Não há problema algum em ficar mais velho. O tempo em si também não deve ser um problema. Entretanto, o tempo que nos gera também produz desigualdades. O tempo nem sempre espera que homens e mulheres cheguem aos 65 anos, idade mínima proposta para a aposentadoria, e, com muito mais razão, aos 70 anos, para a concessão do amparo assistencial. Essa espera, que para trabalhadores assalariados, braçais ou expostos a riscos significa um lapso de tempo muito mais longo, pode trazer inúmeros prejuízos à população pelo simples fato de termos mais pessoas em situação de risco social, mais do que já existem.
A idade mínima considerada pela proposta de reforma da previdência social parte de estudos que comprovam o aumento da longevidade do brasileiro. Ao mesmo tempo, porém, há de se considerar que a duração da vida não é acompanhada de força, vigor e disposição linear para o trabalho. Apesar da experiência adquirida através da prática ou vivência, as portas do mercado de trabalho, ou da cultura do descarte, começam a se fechar muito antes dos 60 anos de idade, principalmente para aqueles com baixa escolaridade.
A idade mínima rompe com o princípio de igualdade entre contribuintes/beneficiários, uma vez que impede que muitos participem dos benefícios da previdência social, afetando duramente aqueles que começaram a trabalhar muito cedo e no pesado. Os riscos e desgastes a que estão submetidos, por exemplo, os trabalhadores rurais, tomam formas diferentes daqueles trabalhadores da construção civil, que, por vezes, são diversos daqueles empregados (diretores) que exercem sua função em um escritório, e assim por diante. O mesmo se pode dizer sobre as oportunidades e condições desses trabalhadores de, sem estabilidade, permanecerem trabalhando até os 65 anos de idade.
A aposentadoria é a prestação previdenciária que se dá ao trabalhador depois de um certo tempo de serviço, em razão da presunção de desgaste físico e psicológico, e não por velhice ou incapacidade. A proposta de reforma da previdência, assim como vem sendo apresentada, não considera essa realidade! Certamente industriários, pedreiros, agricultores, para citar apenas esses, acabarão sofrendo, desproporcionalmente, os efeitos do tempo.
O que dizer da idade mínima proposta para a concessão do amparo assistencial, benefício que tem como finalidade proteger pessoas portadoras de deficiência ou idosos (não seguradas da Previdência Social) que não possuem renda para a própria subsistência ou família que os sustente? Exigir que o idoso, com renda familiar inferior a ¼ do salário mínimo, sobreviva até os 70 anos de idade não reflete a realidade da vida humana.
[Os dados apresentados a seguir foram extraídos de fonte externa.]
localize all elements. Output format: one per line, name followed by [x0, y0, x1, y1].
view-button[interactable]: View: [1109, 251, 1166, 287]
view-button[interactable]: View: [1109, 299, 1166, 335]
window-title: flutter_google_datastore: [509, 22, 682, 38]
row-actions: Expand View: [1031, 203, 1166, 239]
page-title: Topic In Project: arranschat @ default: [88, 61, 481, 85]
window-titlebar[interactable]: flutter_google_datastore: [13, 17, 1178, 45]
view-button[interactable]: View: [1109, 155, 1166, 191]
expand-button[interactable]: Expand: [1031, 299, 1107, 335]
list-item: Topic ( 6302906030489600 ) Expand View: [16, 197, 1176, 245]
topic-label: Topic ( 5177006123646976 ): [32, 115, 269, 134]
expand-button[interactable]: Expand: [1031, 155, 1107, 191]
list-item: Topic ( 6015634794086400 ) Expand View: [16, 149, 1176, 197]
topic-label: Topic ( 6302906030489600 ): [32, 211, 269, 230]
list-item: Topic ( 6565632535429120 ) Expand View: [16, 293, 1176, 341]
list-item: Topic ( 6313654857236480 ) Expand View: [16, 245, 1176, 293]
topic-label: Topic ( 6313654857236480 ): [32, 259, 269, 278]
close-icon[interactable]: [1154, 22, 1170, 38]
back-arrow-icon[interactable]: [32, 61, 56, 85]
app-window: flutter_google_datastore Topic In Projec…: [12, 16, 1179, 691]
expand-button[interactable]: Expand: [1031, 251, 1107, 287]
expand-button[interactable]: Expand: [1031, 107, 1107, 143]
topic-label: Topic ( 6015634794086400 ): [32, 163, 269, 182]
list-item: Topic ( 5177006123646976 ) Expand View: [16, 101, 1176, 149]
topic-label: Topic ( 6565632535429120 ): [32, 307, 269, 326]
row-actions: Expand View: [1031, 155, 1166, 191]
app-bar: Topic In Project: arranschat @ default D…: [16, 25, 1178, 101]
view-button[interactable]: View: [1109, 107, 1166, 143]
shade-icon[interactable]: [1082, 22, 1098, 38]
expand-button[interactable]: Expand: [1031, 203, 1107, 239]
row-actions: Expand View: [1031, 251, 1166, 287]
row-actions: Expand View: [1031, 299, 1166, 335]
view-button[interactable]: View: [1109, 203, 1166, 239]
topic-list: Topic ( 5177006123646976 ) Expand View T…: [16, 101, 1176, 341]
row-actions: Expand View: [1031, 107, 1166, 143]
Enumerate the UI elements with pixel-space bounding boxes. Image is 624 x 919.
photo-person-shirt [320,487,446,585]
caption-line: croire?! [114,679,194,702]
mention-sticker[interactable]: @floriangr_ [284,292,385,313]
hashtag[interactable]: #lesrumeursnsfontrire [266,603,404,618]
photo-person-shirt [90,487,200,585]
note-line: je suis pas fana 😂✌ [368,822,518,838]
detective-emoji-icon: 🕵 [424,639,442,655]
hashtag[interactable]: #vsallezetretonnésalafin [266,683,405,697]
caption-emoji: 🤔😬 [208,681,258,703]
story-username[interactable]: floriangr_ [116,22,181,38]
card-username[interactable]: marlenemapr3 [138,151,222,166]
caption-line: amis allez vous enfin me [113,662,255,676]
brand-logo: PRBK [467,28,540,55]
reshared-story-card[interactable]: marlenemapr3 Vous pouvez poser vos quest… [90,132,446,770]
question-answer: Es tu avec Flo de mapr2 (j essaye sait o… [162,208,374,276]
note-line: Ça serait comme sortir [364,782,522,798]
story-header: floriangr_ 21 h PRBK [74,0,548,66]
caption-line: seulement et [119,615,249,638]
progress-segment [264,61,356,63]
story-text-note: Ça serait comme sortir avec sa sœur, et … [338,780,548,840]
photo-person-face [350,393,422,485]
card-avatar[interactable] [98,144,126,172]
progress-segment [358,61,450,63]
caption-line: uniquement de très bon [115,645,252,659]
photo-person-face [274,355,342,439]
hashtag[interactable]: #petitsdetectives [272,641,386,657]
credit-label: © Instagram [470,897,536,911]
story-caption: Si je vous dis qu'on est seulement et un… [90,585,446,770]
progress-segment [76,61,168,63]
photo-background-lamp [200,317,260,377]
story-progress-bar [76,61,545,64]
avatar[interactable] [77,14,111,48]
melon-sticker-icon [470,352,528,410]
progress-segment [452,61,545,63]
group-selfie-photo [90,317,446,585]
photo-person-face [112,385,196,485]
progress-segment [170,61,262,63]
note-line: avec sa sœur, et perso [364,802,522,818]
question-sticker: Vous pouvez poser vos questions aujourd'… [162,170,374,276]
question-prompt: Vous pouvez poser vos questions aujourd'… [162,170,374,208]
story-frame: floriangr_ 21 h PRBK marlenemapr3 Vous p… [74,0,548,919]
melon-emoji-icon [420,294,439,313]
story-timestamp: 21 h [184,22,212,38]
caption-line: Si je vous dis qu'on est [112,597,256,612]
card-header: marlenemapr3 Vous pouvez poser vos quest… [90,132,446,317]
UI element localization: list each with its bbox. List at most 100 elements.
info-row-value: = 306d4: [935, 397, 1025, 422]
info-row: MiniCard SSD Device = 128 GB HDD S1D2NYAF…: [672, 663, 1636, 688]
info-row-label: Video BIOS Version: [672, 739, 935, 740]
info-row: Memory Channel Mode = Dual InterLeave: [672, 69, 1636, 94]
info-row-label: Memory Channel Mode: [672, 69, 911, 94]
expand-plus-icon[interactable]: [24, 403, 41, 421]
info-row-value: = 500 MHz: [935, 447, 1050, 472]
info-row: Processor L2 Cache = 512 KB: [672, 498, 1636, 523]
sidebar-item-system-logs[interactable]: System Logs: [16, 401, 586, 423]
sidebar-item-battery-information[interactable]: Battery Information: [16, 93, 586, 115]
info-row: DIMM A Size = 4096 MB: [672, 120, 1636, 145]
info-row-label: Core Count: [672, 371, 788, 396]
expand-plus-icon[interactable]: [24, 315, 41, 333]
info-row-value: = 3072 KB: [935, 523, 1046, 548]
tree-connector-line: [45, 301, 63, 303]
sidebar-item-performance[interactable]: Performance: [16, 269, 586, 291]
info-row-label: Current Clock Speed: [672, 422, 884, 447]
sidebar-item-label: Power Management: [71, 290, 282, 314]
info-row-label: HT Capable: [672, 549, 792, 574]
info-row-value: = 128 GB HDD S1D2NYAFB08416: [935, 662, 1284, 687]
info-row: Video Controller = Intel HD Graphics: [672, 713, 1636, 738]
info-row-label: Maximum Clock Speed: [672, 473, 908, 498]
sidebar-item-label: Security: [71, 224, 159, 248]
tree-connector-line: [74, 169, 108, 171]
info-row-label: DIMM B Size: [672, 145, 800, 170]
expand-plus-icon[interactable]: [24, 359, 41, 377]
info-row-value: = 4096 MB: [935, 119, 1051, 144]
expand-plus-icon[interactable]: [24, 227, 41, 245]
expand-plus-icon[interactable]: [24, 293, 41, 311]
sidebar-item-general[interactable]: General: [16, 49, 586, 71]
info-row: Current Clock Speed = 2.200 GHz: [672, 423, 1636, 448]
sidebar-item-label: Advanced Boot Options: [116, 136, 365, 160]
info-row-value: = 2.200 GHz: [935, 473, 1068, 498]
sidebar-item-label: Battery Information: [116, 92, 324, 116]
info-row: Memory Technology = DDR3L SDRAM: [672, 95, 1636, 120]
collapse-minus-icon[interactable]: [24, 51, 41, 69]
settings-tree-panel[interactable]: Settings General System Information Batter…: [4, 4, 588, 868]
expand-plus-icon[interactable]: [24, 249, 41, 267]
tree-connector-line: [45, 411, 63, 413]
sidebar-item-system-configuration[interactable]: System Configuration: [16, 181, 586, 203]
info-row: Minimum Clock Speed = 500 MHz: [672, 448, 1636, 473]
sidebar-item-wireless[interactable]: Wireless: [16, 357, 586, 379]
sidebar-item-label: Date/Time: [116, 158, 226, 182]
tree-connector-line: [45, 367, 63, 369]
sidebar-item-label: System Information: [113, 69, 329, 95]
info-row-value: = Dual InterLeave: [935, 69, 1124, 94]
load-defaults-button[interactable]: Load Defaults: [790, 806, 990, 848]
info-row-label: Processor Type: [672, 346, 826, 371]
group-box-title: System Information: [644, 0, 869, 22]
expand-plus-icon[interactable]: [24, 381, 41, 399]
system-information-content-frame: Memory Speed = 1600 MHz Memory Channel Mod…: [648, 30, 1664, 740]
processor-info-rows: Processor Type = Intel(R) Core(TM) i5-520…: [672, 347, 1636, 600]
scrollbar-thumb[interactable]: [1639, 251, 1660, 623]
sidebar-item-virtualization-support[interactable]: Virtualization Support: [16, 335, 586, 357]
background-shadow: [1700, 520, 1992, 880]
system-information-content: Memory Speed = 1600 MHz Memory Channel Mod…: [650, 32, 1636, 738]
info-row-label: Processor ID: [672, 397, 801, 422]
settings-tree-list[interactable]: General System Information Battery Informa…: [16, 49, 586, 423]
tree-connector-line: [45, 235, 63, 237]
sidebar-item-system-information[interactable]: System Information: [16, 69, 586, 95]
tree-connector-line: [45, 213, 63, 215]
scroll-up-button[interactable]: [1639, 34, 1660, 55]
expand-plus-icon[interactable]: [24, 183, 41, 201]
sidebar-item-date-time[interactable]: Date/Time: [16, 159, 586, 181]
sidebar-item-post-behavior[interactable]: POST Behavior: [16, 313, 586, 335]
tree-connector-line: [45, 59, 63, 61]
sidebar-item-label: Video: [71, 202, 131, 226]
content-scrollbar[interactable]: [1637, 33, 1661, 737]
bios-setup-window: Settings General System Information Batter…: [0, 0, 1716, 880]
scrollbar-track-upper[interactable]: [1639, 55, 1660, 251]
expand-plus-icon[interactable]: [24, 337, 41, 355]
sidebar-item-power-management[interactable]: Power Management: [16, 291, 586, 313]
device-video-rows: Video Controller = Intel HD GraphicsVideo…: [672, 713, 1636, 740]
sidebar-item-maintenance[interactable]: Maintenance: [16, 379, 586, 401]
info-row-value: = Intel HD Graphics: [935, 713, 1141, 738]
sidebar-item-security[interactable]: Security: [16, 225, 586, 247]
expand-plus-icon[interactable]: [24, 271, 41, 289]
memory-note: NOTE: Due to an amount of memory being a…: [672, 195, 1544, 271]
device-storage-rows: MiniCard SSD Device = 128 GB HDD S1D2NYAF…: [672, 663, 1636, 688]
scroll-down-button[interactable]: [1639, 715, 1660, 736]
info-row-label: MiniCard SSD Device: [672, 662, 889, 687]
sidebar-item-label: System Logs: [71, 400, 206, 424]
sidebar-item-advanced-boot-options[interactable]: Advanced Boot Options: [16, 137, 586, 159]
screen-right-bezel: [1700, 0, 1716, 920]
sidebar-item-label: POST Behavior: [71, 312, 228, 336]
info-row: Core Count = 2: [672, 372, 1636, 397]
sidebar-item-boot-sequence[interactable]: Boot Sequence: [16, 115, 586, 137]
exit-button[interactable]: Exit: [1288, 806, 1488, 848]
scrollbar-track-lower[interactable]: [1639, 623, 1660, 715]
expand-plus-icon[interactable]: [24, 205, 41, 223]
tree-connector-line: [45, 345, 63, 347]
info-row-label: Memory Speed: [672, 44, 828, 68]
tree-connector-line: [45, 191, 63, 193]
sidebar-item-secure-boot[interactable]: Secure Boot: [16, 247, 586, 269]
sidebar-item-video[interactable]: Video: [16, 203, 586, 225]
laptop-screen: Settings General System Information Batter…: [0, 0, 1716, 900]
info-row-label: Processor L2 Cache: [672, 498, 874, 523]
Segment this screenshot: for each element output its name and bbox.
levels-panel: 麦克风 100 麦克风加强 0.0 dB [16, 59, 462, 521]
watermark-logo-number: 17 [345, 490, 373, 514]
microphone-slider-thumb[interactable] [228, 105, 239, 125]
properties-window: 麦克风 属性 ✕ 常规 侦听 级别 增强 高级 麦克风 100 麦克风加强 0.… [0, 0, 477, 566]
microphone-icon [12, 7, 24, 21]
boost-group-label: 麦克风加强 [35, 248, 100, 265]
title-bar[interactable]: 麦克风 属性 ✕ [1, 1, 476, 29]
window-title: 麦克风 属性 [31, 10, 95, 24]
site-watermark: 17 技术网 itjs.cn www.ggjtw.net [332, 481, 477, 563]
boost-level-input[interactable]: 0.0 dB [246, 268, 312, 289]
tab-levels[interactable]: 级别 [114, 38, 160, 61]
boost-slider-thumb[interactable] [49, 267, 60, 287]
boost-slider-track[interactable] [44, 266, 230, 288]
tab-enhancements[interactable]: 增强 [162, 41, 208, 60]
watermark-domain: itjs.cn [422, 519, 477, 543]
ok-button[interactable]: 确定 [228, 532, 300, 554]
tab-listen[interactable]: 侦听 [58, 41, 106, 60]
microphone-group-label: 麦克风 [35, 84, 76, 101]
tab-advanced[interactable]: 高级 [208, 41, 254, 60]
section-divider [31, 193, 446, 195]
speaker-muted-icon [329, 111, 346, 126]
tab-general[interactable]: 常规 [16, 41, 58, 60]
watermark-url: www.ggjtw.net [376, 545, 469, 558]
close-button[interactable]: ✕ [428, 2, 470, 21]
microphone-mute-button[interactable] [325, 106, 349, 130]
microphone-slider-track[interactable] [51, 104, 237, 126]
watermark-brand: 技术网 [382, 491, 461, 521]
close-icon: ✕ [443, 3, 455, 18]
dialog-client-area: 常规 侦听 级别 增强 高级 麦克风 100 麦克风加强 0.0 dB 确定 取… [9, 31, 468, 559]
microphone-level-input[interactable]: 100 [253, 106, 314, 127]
Ninguém, enquanto Poder Público e sociedade, fará algo para evitar ou amenizar a privação suportada por um idoso submetido à pobreza? Isso tem um valor simbólico muito forte, uma vez que tal situação coloca em xeque a relação do ser humano com os demais, pois o risco social ao qual está submetido um ser humano no outono da vida não expressa somente preocupação com um idoso, mas com a espécie humana.
Segundo o Estatuto do Idoso, “é obrigação do Estado garantir à pessoa idosa a proteção à vida e à saúde, mediante efetivação de políticas sociais públicas que permitam um envelhecimento saudável e em condições de dignidade”. A sociedade que verdadeiramente promove e cuida daqueles que arduamente se dedicaram para ganhar dignamente o pão de cada dia de forma honesta e justa é uma sociedade que trata o próprio futuro com respeito.
* Dom Jaime Spengler, OFM, é arcebispo metropolitano de Porto Alegre (RS) e presidente da Comissão Episcopal para os Ministérios Ordenados e a Vida Consagrada da CNBB.